First things first, let’s make the corresponding changes to ClarifaiAPI.kt and ClarifaiManager.kt. These changes should not come as a surprise, they’re implemented the same way the authorize() call was:

interface ClarifaiAPI {

    ...


    @POST("/v2/models/{model_id}/outputs")
    fun predict(@Path("model_id") modelId: String, @Body requestBody: ClarifaiPredictRequest): Call<ClarifaiPredictResponse>
}

class ClarifaiManager(context: Context, apiId: String, apiSecret: String) {

    ...

    fun predict(modelId: String, request: ClarifaiPredictRequest): Call<ClarifaiPredictResponse> {
        return clarifaiApi.predict(modelId, request)
    }
}

Next, we can implement the predict call inside our activity. Here is the logic it should follow for Not KotDog:

  1. Show the image we are predicting and a loading state.
  2. Encode the image bytes as a base64 string and build our ClarifaiPredictRequest.
  3. Make the call with Retrofit, determine if the picture is a hot dog, and update the view accordingly.
    1. To determine if we have a hot dog, we will use the concepts returned in the response along with Kotlin’s Collection.Any method to see if any of the concepts match the name we’re looking for.
private fun predict(modelId: String, imageBytes: ByteArray?) {
    // If bytes are null just return
    if (imageBytes == null) {
        return
    }

    // Clear out previous and show loading
    resultView?.visibility = View.GONE
    progressBar?.visibility = View.VISIBLE
    imageView?.setImageBitmap(BitmapFactory.decodeByteArray(imageBytes, 0, imageBytes.size))

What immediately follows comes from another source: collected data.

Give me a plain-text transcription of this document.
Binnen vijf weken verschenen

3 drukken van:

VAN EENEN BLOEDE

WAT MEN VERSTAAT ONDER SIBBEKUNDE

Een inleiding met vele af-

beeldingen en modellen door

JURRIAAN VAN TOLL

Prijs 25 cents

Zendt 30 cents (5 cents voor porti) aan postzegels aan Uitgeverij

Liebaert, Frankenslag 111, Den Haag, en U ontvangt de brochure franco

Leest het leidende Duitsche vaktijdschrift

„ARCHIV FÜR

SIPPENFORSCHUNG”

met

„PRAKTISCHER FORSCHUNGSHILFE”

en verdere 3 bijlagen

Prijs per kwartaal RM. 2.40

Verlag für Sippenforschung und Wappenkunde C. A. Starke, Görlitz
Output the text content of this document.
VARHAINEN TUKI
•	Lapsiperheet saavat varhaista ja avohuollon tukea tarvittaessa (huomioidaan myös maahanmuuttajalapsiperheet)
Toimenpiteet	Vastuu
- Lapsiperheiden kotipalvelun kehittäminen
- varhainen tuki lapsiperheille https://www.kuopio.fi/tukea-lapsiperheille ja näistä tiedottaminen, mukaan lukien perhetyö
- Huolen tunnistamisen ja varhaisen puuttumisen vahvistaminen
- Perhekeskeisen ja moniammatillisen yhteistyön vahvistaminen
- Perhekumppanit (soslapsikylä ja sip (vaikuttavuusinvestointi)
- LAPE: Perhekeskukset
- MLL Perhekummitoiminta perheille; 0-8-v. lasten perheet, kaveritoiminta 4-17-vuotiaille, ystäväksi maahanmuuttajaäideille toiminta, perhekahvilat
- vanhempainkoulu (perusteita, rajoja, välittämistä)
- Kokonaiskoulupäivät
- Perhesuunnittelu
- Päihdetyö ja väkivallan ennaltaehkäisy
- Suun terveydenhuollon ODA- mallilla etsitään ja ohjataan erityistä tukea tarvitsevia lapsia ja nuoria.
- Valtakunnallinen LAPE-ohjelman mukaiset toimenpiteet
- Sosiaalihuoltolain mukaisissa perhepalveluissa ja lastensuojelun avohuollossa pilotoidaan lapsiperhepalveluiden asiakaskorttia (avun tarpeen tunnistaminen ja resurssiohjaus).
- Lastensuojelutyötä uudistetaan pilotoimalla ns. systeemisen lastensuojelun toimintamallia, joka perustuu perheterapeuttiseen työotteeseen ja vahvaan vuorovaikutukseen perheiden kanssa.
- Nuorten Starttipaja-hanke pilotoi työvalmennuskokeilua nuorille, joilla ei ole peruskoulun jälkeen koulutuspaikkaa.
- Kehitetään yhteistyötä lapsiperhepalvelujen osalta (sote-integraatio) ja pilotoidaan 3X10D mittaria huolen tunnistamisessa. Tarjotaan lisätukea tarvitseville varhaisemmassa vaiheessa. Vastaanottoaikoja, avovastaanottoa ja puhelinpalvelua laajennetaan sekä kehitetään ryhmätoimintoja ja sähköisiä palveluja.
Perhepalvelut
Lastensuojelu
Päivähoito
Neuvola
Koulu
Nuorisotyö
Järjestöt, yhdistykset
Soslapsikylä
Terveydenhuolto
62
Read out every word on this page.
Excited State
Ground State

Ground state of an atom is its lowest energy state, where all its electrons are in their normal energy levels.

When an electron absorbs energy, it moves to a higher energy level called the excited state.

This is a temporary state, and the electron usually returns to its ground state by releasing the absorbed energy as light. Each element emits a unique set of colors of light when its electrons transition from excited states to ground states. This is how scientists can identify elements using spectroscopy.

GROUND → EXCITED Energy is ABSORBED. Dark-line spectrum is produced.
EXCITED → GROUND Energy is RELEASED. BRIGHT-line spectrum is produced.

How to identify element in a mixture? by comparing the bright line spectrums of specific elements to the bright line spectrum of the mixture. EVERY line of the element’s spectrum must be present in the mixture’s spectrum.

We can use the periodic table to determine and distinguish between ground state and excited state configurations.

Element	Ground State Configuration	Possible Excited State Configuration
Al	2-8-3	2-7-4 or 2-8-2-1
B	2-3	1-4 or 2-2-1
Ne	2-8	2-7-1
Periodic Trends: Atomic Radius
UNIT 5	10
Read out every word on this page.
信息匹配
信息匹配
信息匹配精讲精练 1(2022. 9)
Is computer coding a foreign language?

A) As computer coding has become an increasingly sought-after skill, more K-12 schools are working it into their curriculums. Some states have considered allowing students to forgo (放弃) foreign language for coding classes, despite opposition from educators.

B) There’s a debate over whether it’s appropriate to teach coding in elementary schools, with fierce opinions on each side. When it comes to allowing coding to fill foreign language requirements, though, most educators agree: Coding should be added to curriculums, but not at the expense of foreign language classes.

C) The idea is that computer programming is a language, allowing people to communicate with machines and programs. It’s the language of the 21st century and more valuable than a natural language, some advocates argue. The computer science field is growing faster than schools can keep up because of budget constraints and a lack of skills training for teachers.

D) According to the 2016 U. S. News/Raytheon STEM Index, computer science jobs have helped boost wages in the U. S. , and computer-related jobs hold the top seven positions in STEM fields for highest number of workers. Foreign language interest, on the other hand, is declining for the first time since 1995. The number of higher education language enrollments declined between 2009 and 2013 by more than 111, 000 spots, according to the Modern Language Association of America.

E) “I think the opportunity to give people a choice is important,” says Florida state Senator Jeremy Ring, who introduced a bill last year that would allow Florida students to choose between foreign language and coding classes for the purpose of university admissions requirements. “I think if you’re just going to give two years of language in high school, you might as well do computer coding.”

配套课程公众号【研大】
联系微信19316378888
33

    // Build out the request
    val image = ClarifaiImage(
            Base64.encodeToString(imageBytes, 0)
    )
    val data = ClarifaiData(image = image)
    val input = ClarifaiInput(data)
    val request = ClarifaiPredictRequest(arrayListOf(input))

    val call = manager?.predict(modelId, request)

    call?.enqueue(object : Callback<ClarifaiPredictResponse> {
        override fun onResponse(call: Call<ClarifaiPredictResponse>?, response: Response<ClarifaiPredictResponse>?) {
            Timber.v("Success!")
            Timber.v("${response?.body()}")

            val matchedConcept = response?.body()?.outputs?.first()?.data?.concepts?.any { it.name == HOTDOG_KEY } ?: false

            val resultTextResource = if (matchedConcept) R.string.hotdog_success else R.string.hotdog_failure
            val resultColorResource = if (matchedConcept) R.color.green else R.color.red

            resultView?.text = getString(resultTextResource)
            resultView?.setBackgroundColor(ContextCompat.getColor(this@MainActivity, resultColorResource))
            resultView?.visibility = View.VISIBLE
            progressBar?.visibility = View.GONE
        }

        override fun onFailure(call: Call<ClarifaiPredictResponse>?, t: Throwable?) {
            Timber.e(t)

            resultView?.text = getString(R.string.hotdog_error)
            resultView?.setBackgroundColor(ContextCompat.getColor(this@MainActivity, R.color.red))
            resultView?.visibility = View.VISIBLE
            progressBar?.visibility = View.GONE
        }
    })
}

To modify this to fit your needs, you’ll just need to pass in the appropriate model id which can be found here, and change the onResponse() logic to look for things other than a hot dog.

After implementing your predict call, as well as the other necessary code changes mentioned above, you should have something like this:

Clarifai Collectors
 

We hope this post shows you just how simple it is to interface with a RESTful API in Kotlin as well as how easy it is to work with the Clarifai API to do image recognition.

The full source of this project can be found on GitHub.